The investment property analysis is what deals with the return on investment. As the owner of real estate properties, you want to make sure that they have the potential for a high rate of return. This has a direct effect on both natural and forced appreciation as we explained earlier. The best real estate investments have higher rates of return that eventually lead to real estate appreciation in one form or another.
The comparative market analysis, on the other hand, is when you perform neighborhood analysis and compare your investment property to other similar ones within the same location. So, for the sake of selling an investment property at a higher price, you want to make sure that the location you pick promises high rates of appreciation. The only way to determine that potential is by looking at similar properties that have been sold within the last 6 months in that area. This is a great indicator of appreciation rates that a real estate investor can rely on.
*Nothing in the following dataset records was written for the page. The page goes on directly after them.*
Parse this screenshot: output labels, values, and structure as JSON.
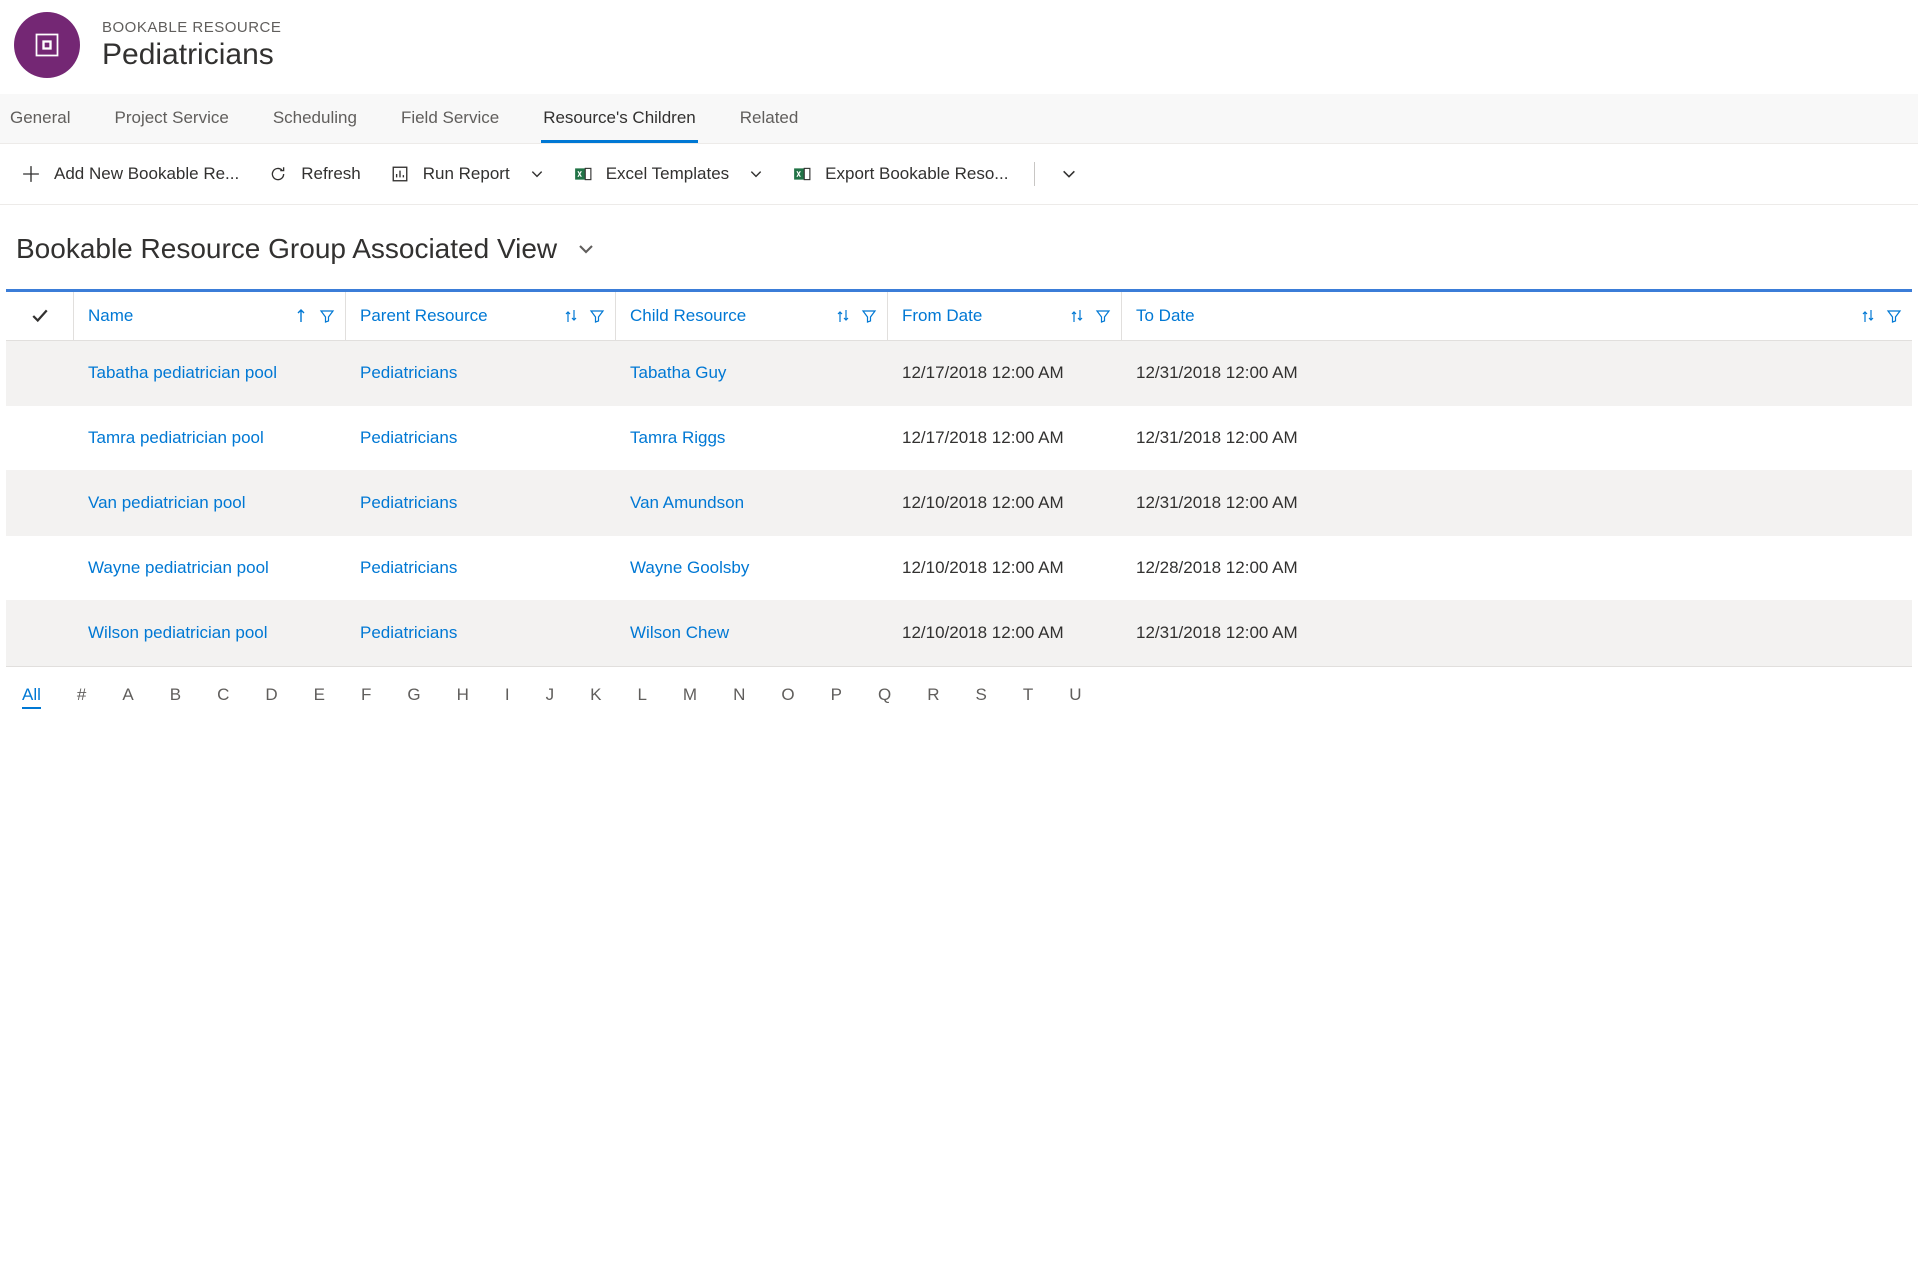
{
  "record": {
    "type_label": "BOOKABLE RESOURCE",
    "title": "Pediatricians"
  },
  "tabs": [
    {
      "label": "General",
      "active": false
    },
    {
      "label": "Project Service",
      "active": false
    },
    {
      "label": "Scheduling",
      "active": false
    },
    {
      "label": "Field Service",
      "active": false
    },
    {
      "label": "Resource's Children",
      "active": true
    },
    {
      "label": "Related",
      "active": false
    }
  ],
  "toolbar": {
    "add_new": "Add New Bookable Re...",
    "refresh": "Refresh",
    "run_report": "Run Report",
    "excel_templates": "Excel Templates",
    "export": "Export Bookable Reso..."
  },
  "view": {
    "title": "Bookable Resource Group Associated View"
  },
  "columns": {
    "name": "Name",
    "parent": "Parent Resource",
    "child": "Child Resource",
    "from": "From Date",
    "to": "To Date"
  },
  "rows": [
    {
      "name": "Tabatha pediatrician pool",
      "parent": "Pediatricians",
      "child": "Tabatha Guy",
      "from": "12/17/2018 12:00 AM",
      "to": "12/31/2018 12:00 AM"
    },
    {
      "name": "Tamra pediatrician pool",
      "parent": "Pediatricians",
      "child": "Tamra Riggs",
      "from": "12/17/2018 12:00 AM",
      "to": "12/31/2018 12:00 AM"
    },
    {
      "name": "Van pediatrician pool",
      "parent": "Pediatricians",
      "child": "Van Amundson",
      "from": "12/10/2018 12:00 AM",
      "to": "12/31/2018 12:00 AM"
    },
    {
      "name": "Wayne pediatrician pool",
      "parent": "Pediatricians",
      "child": "Wayne Goolsby",
      "from": "12/10/2018 12:00 AM",
      "to": "12/28/2018 12:00 AM"
    },
    {
      "name": "Wilson pediatrician pool",
      "parent": "Pediatricians",
      "child": "Wilson Chew",
      "from": "12/10/2018 12:00 AM",
      "to": "12/31/2018 12:00 AM"
    }
  ],
  "jump_bar": [
    "All",
    "#",
    "A",
    "B",
    "C",
    "D",
    "E",
    "F",
    "G",
    "H",
    "I",
    "J",
    "K",
    "L",
    "M",
    "N",
    "O",
    "P",
    "Q",
    "R",
    "S",
    "T",
    "U"
  ]
}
Real estate investing strategies that complement natural and forced appreciation
The most common real estate investing strategy for natural appreciation is to buy and hold. Basically, it starts with buying property, holding on to it, and then selling the property for a higher price. Of course, rental properties go under the same strategy. As long as you are holding on to the property, you can rent it out and benefit in the short-run as well.
As for forced appreciation, fix-and-flip is the most common way to achieve that. Many real estate investors buy properties that are in a distressed situation for cheap. After that, they proceed with the renovation which automatically leads to forced appreciation. This increases the property value instantly and once they are done, they can sell it for more, covering the renovation cost in addition to making a profit.
If you are wondering how to buy properties for below market value, foreclosures and short-sales are your best options. These are typically sold in an “as is” condition and that is why they are cheap. You could start by finding the best real estate deals on listing websites.